Comptroller Peter Franchot used the occasion Wednesday of his first vote on the Board of Public Works in favor of a casino deal to denounce Gov. Martin O'Malley's tentative plan to call a special session of the General Assembly to approve an expansion of gambling in Maryland.
With O'Malley sitting alongside, Franchot said he was departing from his decade-long opposition to increased gambling to vote for a deal between the state and Evitts Resort LLC under which the company will take over the money-losing Rocky Gap lodge in Allegany County and install slot machines there.
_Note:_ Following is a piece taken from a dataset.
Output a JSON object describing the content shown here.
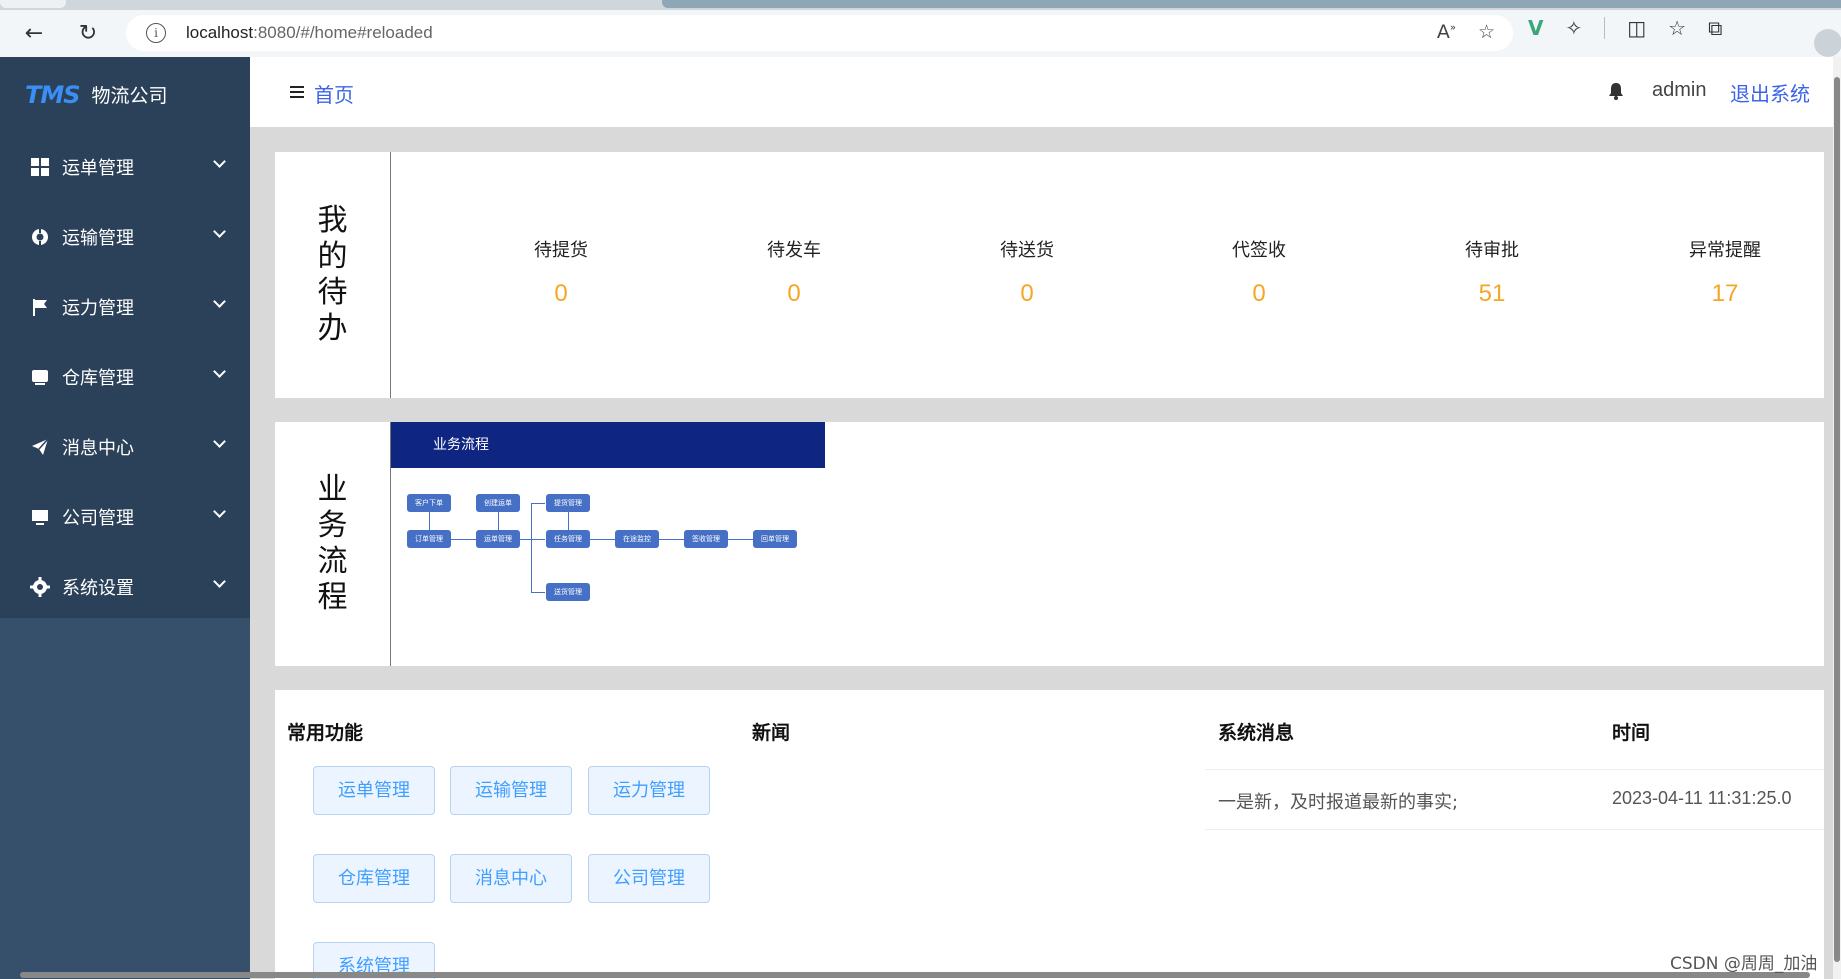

Franchot explained that he was supporting the deal in order to get rid of a ""one of the biggest white elephants ever imposed on the taxpayers of this state."
Franchot expressed relief that the deal, under which the state and the quasi-public Maryland Economic Development Corp. will write off losses in the neighborhood of $40 million, will apparently spare the board from having to consider and further "byzantine ideas to restructure debt" to keep the lights on at the resort and conference center outside Cumberland. The deal won the approval of the three-member board unanimously.
But to O'Malley's obvious annoyance, his fellow Democrat took the opportunity to denounce the prospect of a special session next month to ratify what he described as a "sweetheart deal" on the state's slots tax rate for MGM at National Harbor in Prince George's County. Franchot said such a special session would be an "embarrassment" to the state.
Franchot, who is widely expected to run for governor in 2014 after O'Malley leaves office, essentially took the side of David Cordish, chief executive of the company that built the recently owned Maryland Live Casino at Arundel Mills, in arguing that the state would be breaking faith with the current slots license holders if the legislature approves a sixth casino site in addition to the five now permitted. A work group set up by O'Malley will be meeting afternoon to try to reach consensus on legislation that would permit a referendum on a proposal to allow that sixth casino and to permit table games at all of the slots sites in Maryland.
But the comptroller went beyond that to link the state's increased reliance on gambling revenues to an increase in the state's unemployment in recent months and to what he described as an inhospitable business climate in Maryland -- both sensitive subjects with O'Malley.
"We just have to grow up in Maryland and put this obsession with slot machines back on the toy shelf where it belong," he said.
When Franchot concluded, O'Malley icily said there was much he'd like to say in reply but didn't want to take up more time.
"I'll reserve my response for another day," the governor said.